National Post (National Edition)
Globalization has failed us
COVID-19 is the straw that broke the camel’s back. If you’ve been looking at what’s been happening to the global economy over the past 20 years, there have been many warning signs suggesting that the model is flawed. If globalization were a military campaign, we would describe it as being guilty of mission creep.
What we mean by globalization has rapidly changed over the past 20 or 30 years. Originally globalization was largely associated with free trade, trade of finished goods. That’s certainly the way it was in the pre-First World War period. In more recent years, it has expanded in a much more destructive direction. We had the globalization of capital in the 1980s and ’90s, which gave us our first warning signal with the Asian financial crisis in 1997-98. But that warning sign was ignored and we quickly went to the globalization of labour.

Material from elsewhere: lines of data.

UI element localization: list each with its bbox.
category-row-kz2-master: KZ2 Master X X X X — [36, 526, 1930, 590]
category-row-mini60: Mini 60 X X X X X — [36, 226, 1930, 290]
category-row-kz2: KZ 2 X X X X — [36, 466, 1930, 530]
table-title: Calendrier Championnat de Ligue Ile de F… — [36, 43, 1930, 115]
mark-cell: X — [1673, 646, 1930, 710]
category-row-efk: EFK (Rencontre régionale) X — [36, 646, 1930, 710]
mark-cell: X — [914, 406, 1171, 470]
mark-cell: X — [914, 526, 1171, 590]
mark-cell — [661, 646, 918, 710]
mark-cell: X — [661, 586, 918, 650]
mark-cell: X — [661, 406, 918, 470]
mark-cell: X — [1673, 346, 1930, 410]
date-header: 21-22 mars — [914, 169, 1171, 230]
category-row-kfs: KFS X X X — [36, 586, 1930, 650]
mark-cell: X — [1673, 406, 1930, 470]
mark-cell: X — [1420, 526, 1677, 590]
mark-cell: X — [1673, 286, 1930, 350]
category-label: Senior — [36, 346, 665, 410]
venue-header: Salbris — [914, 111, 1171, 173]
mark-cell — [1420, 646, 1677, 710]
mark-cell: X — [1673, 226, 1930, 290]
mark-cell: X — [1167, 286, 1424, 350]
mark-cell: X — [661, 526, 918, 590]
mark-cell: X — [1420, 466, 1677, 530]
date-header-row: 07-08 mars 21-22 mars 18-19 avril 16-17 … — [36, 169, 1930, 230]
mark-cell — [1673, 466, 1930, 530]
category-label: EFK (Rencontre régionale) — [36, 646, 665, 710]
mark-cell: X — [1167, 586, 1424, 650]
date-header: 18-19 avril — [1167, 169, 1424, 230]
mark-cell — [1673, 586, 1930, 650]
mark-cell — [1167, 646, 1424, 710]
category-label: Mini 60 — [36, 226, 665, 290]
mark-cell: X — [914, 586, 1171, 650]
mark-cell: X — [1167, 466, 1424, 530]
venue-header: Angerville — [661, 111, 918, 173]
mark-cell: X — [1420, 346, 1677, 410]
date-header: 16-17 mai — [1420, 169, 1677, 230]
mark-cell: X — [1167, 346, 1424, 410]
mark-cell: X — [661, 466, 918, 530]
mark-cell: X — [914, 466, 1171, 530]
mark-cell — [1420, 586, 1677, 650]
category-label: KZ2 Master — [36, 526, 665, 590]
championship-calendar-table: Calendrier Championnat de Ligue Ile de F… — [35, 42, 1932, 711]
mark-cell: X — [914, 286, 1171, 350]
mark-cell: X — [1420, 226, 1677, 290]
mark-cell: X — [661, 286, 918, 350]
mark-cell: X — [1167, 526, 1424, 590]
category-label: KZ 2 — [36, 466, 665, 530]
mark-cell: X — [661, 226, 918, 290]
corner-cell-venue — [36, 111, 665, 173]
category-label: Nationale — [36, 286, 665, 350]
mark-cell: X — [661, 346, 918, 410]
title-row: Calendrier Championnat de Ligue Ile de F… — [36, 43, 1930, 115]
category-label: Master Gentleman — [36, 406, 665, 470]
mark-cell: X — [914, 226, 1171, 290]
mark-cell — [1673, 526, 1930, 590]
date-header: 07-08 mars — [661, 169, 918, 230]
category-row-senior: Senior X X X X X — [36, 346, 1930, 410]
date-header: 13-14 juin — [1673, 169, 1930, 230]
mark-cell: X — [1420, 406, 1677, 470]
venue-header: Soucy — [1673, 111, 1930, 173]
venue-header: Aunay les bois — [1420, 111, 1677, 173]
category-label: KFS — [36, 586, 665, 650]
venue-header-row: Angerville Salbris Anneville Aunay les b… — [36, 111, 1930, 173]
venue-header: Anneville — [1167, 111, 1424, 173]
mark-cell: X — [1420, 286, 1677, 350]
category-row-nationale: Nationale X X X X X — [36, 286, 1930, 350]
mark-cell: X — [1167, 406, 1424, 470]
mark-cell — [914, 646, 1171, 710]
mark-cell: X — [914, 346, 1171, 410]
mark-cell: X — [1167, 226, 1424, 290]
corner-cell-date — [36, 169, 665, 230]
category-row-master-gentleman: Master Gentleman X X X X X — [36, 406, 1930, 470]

A number of companies began to take advantage of this liberalized capital and industrialization to offshore a considerable amount of their manufacturing facilities, notably in the United States. This facilitated a globalization of labour, which had two effects. It led to very significant rises of inequality in most of the developed economies and significant declines in living standards for many Western workers. We had the rise of the so-called precariat, which are people with no income security, no employee benefits.
All of this was facilitated by the fact that if these workers didn’t accede to these lower labour standards, the jobs could easily be moved offshore. I don’t think that it’s any accident that during these high watermarks of globalization we saw the rise of Brexit and the ascension of Donald Trump to the presidency. I think he became the voice for an increasing number of Americans who count themselves among the biggest losers of globalization.
Every four years, we have an election in the United States and there’s always the promise to do something for them, but nothing ever happens. They are dismissed as what the economists like to call a negative externality of free trade, which to me sounds a little bit like what the military describes as collateral damage when one of their bombing missions goes astray and they accidentally kill a bunch of civilians rather than a military target.
During COVID-19, global supply chains have become vectors of contagion and have disrupted our capacity to provide necessary protective equipment to help our populations cope. I think globalization has also contributed to environmental degradation, which is another symptom of which pandemic is a part. Localized farming has been replaced by globalized industrialized farming. Logging and the exploration for minerals and fossil fuels for the global economy have decimated forests. Humans have moved into formerly remote areas and close to pathogens, which have been in wildlife for generations. COVID-19 is one of those new pathogens, which shows as nature striking back.
So, it’s hard for globalization advocates to claim success given this multiplicity of pathologies that I’ve described.